The below graph shows the changes in slope between the counties:
dcoef <- nyestar %>%
group_by(County) %>%
do(mod = lm(Savings ~ Customer, data = .))
coef <- dcoef %>% do(data.frame(Customerc = coef(.$mod)[2]))
ggplot(coef, aes(x = Customerc)) + geom_histogram()
Once again we see a significant amount of variation between counties with regards to changes in the slopes of this models.

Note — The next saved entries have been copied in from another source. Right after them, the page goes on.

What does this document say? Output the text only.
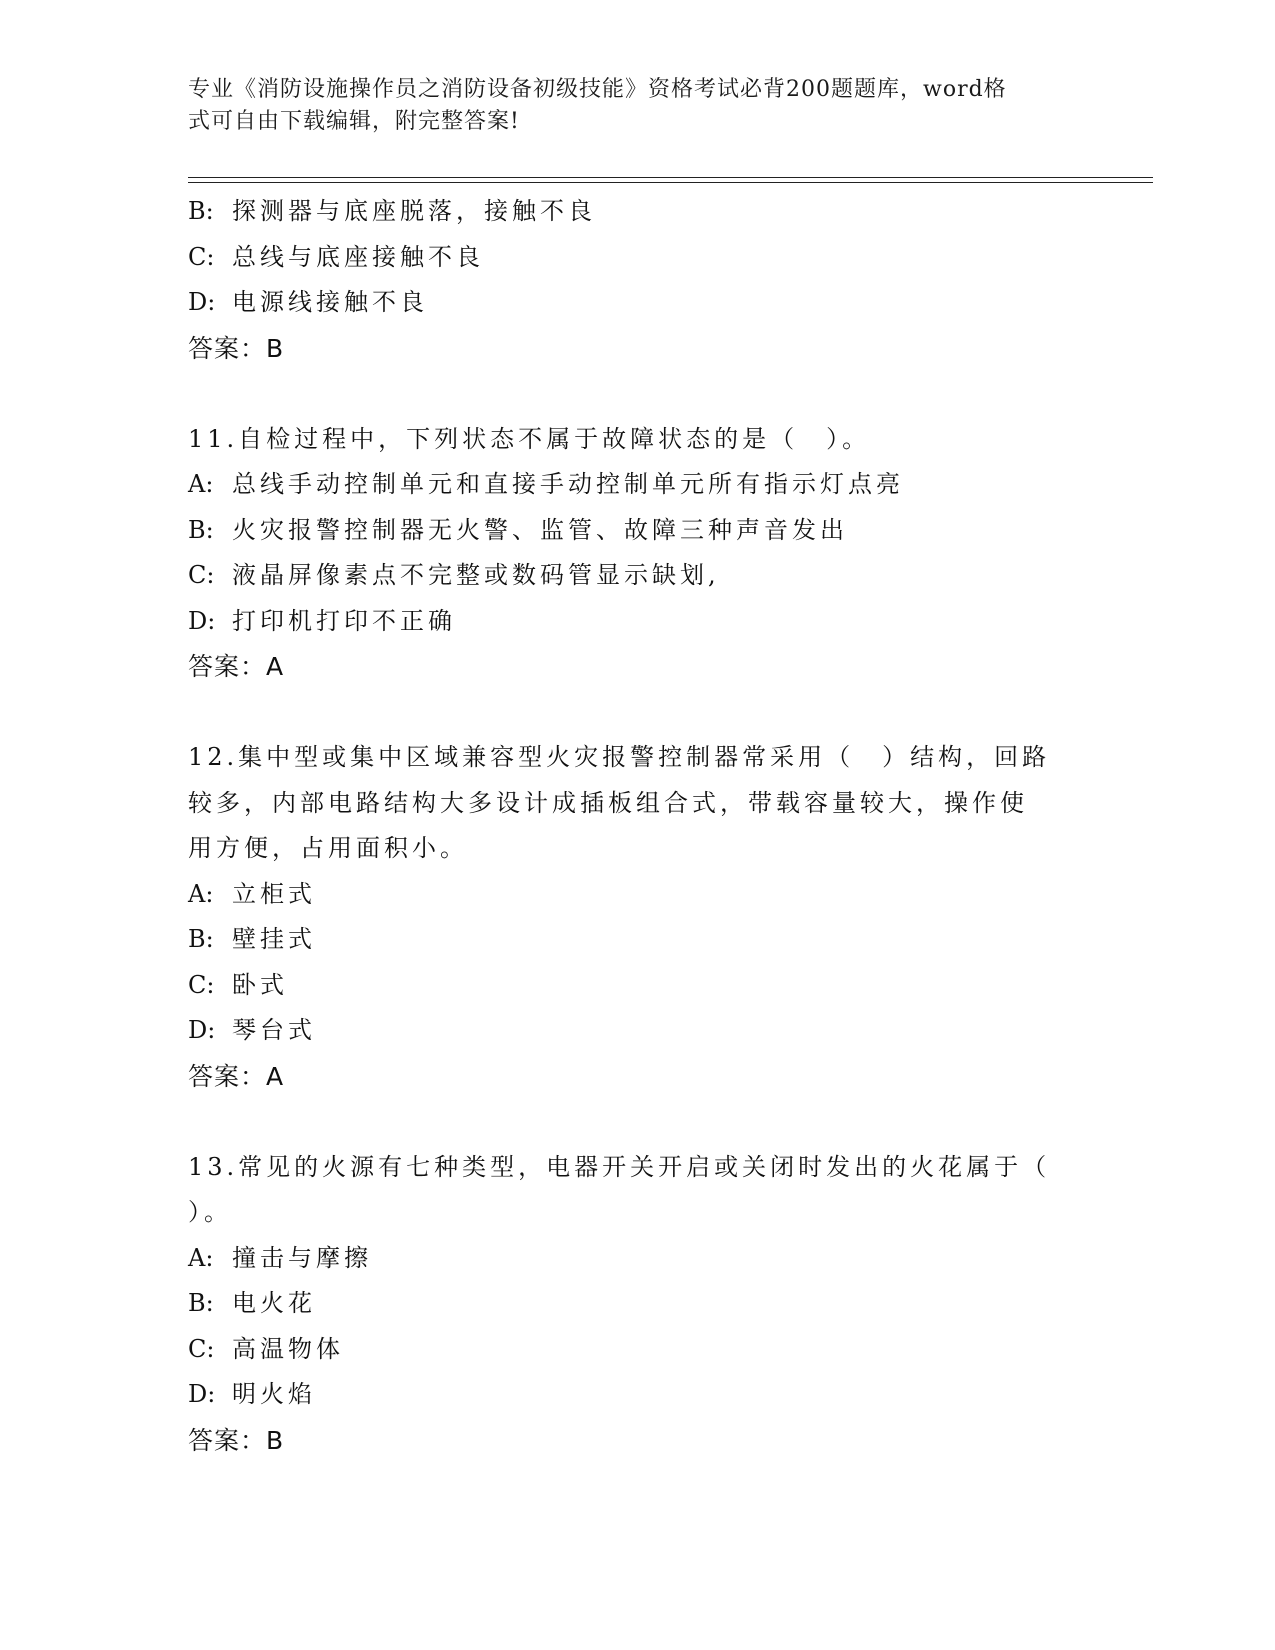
专业《消防设施操作员之消防设备初级技能》资格考试必背200题题库，word格
式可自由下载编辑，附完整答案!
B: 探测器与底座脱落，接触不良
C: 总线与底座接触不良
D: 电源线接触不良
答案：B
11.自检过程中，下列状态不属于故障状态的是（　）。
A: 总线手动控制单元和直接手动控制单元所有指示灯点亮
B: 火灾报警控制器无火警、监管、故障三种声音发出
C: 液晶屏像素点不完整或数码管显示缺划,
D: 打印机打印不正确
答案：A
12.集中型或集中区域兼容型火灾报警控制器常采用（　）结构，回路
较多，内部电路结构大多设计成插板组合式，带载容量较大，操作使
用方便，占用面积小。
A: 立柜式
B: 壁挂式
C: 卧式
D: 琴台式
答案：A
13.常见的火源有七种类型，电器开关开启或关闭时发出的火花属于（
）。
A: 撞击与摩擦
B: 电火花
C: 高温物体
D: 明火焰
答案：B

m1_lme <- lme(Savings ~ Customer, data = nyestar, random = ~1|County, method = "ML")
summary(m1_lme)
Linear mixed-effects model fit by maximum likelihood
Data: nyestar
AIC BIC logLik
776100 776135.2 -388046
Random effects:
Formula: ~1 | County
(Intercept) Residual
StdDev: 248.4022 677.8631
Fixed effects: Savings ~ Customer
Value Std.Error DF t-value p-value
(Intercept) 833.6524 32.65232 48808 25.531181 0.0000
CustomerMarket 1.9269 6.65599 48808 0.289498 0.7722
Correlation:
(Intr)
CustomerMarket -0.121
Standardized Within-Group Residuals:
Min Q1 Med Q3 Max
-2.5436993 -0.5153256 -0.1947324 0.2347675 34.5550366
Number of Observations: 48871
Number of Groups: 62
m2_lme <- lme(Savings ~ Customer, data = nyestar, random = ~ Customer|County, method = "ML")
summary(m2_lme)
Linear mixed-effects model fit by maximum likelihood
Data: nyestar
AIC BIC logLik
775835.7 775888.5 -387911.9
Random effects:
Formula: ~Customer | County
Structure: General positive-definite, Log-Cholesky parametrization
StdDev Corr
(Intercept) 245.4908 (Intr)
CustomerMarket 179.7925 -0.289
Residual 675.2749
Fixed effects: Savings ~ Customer
Value Std.Error DF t-value p-value
(Intercept) 818.8808 32.99093 48808 24.821394 0.0000
CustomerMarket 38.6675 26.44093 48808 1.462411 0.1436
Correlation:
(Intr)
CustomerMarket -0.354
Standardized Within-Group Residuals:
Min Q1 Med Q3 Max
-2.6601575 -0.5087687 -0.1861220 0.2284160 34.1485973
Number of Observations: 48871
Number of Groups: 62
AIC(cpooling, m1_lme, m2_lme)
htmlreg(list(m1_lme, m2_lme))
| Model 1 | Model 2 | ||
|---|---|---|---|
| (Intercept) | 833.65*** | 818.88*** | |
| (32.65) | (32.99) | ||
| CustomerMarket | 1.93 | 38.67 | |
| (6.66) | (26.44) | ||
| AIC | 776100.00 | 775835.70 | |
| BIC | 776135.19 | 775888.48 | |
| Log Likelihood | -388046.00 | -387911.85 | |
| Num. obs. | 48871 | 48871 | |
| Num. groups | 62 | 62 | |
| p < 0.001, p < 0.01, p < 0.05 | |||
Looking at the random intercept and random slope models, while we see variations in both models, the random slope model shows a larger degree of variation between counties and appears to be a slightly better fit.
fm1 <- lmer(Savings ~ Customer + (1|County), data=nyestar)
library(merTools)
fastdisp(fm1)
lme4::lmer(formula = Savings ~ Customer + (1 | County), data = nyestar)
coef.est coef.se
(Intercept) 833.74 32.91
CustomerMarket 1.92 6.66
Error terms:
Groups Name Std.Dev.
County (Intercept) 250.50
Residual 677.87
---
number of obs: 48871, groups: County, 62
AIC = 776086
Customer1 <- draw(fm1, type = 'random')
head(Customer1)
Preds <- predictInterval(fm1, newdata = Customer1,
level = 0.95, n.sims = 1000,
stat = "mean", type = "linear.prediction", include.resid.var = TRUE)
summary(Preds)
fit upr lwr
Min. :1200 Min. :2460 Min. :-119.5
1st Qu.:1200 1st Qu.:2460 1st Qu.:-119.5
Median :1200 Median :2460 Median :-119.5
Mean :1200 Mean :2460 Mean :-119.5
3rd Qu.:1200 3rd Qu.:2460 3rd Qu.:-119.5
Max. :1200 Max. :2460 Max. :-119.5
Based on the upper and lower values of our confidence interval, it appears that the effect of the variable “Customer” may not be significant. This is most likely due to the fact that there are other variables (such as Fuel type), which have a greater effect on savings.